Little Mermaid
The Little Mermaid Statue: Honestly, You Need More Than This
The Little Mermaid (Den Lille Havfrue) is a bronze statue sitting on a rock at the Langelinie promenade in Copenhagen harbour, 1.25 metres tall. It was commissioned by the Carlsberg brewery founder Carl Jacobsen and unveiled in 1913, inspired by Hans Christian Andersen’s 1837 fairy tale and by a ballet performance of the same story. It is Copenhagen’s most visited tourist attraction by a considerable margin.

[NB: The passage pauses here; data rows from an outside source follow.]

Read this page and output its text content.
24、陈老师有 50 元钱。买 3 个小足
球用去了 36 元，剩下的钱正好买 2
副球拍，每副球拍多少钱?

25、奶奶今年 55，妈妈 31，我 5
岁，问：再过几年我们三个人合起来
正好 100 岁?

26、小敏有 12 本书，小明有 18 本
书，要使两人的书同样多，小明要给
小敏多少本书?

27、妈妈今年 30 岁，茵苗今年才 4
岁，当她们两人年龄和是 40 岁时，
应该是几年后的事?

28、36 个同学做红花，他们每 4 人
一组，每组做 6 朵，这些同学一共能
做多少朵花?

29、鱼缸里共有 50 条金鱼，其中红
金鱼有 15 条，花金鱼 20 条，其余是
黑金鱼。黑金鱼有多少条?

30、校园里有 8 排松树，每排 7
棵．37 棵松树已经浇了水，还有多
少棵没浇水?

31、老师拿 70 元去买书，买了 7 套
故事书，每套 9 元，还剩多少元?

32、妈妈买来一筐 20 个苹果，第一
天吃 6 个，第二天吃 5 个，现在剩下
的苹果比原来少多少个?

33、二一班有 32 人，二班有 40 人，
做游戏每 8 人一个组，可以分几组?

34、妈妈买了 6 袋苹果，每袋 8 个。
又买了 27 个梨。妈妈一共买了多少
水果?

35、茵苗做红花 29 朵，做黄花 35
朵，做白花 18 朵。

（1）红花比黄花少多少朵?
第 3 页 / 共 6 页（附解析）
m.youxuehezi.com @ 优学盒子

It is also, by the assessments of most visitors, smaller than expected, less accessible than the crowds allow, and something you can see properly in under ten minutes if you time your visit right. Being honest about this is more useful than building expectation. The statue itself is lovely and the harbour setting is pleasant; the problem is the sheer number of people attempting to photograph it simultaneously at any point between 10am and 4pm.
The best visit: arrive before 8:30am (the promenade is accessible at all hours), walk from the S-train station at Osterport (10 minutes). At 8am you may have the statue essentially to yourself. At 10am the tour buses start arriving.
What the Statue Has Survived
The statue has a more interesting history than most people realise. It has been repeatedly vandalised and attacked: the head was sawn off and stolen in 1964 (never recovered; a new head was cast from the original mould), the right arm was removed in 1984, it was decapitated again in 1998, pushed off its rock in 2003, and daubed with paint on multiple occasions. The current statue is a combination of repaired original material and replacement casts. The resilience of a bronze statue is not something you typically think about, but this one has required it.
Hans Christian Andersen’s original story is considerably darker than the Disney film: the mermaid does not get the prince, turns into sea foam, and ascends as a spirit. The statue’s melancholy expression, which most photographs fail to capture due to distance and crowd context, reflects this original ending.
Copenhagen Beyond the Statue
Copenhagen rewards more time than a statue visit implies.
Nyhavn is the canal with the multicoloured merchant houses that appears in essentially all Copenhagen photography. Hans Christian Andersen lived at number 20 for many years. The waterfront restaurants serve herring, smoked salmon, and open-faced sandwiches (smorrebrod) at tourist prices; the street a block back has better prices for the same food.
Tivoli Gardens, opened in 1843, is one of the oldest amusement parks in the world (Disneyland’s designers visited here for inspiration) and a central Copenhagen institution. It runs May to September and again at Christmas; the gardens are beautiful in evening lighting. Entry costs around 170 DKK for adults without rides; ride tickets are additional.
The National Museum of Denmark (Nationalmuseet) is free and has outstanding Viking and Bronze Age collections. The Danish prehistoric artefacts (including the Trundholm Sun Chariot from around 1400 BCE) are among the best preserved in the world and are displayed in a way that does not require specialised knowledge to appreciate.
Rosenborg Castle in the King’s Garden is a 17th-century castle housing the Danish crown jewels and royal regalia, surrounded by one of the city’s best parks. Entry around 130 DKK; worthwhile.
Freetown Christiania, the self-declared autonomous neighbourhood established in 1971 in a former military barracks, has a complicated history that is genuinely interesting if you read about it before visiting. The open-air cannabis market on Pusher Street operates in a legal grey area; street photography there is explicitly discouraged by residents. The neighbourhood has a community feel and some decent food establishments.
Getting Around Copenhagen
Copenhagen’s Metro and S-tog (suburban rail) are clean, reliable, and cover the city well. Cycling is the local transport mode of choice; bike rental is available city-wide and the cycling infrastructure is probably the best in Europe. Most visitors arriving by train enter at Copenhagen Central Station, which is 10 minutes’ walk from Tivoli and 25 minutes from the Little Mermaid on foot.
The Copenhagen Card (24h, 48h, or 72h versions) covers all public transport and entry to most museums; check which museums are included before buying, as it pays for itself primarily through museum access rather than transport alone.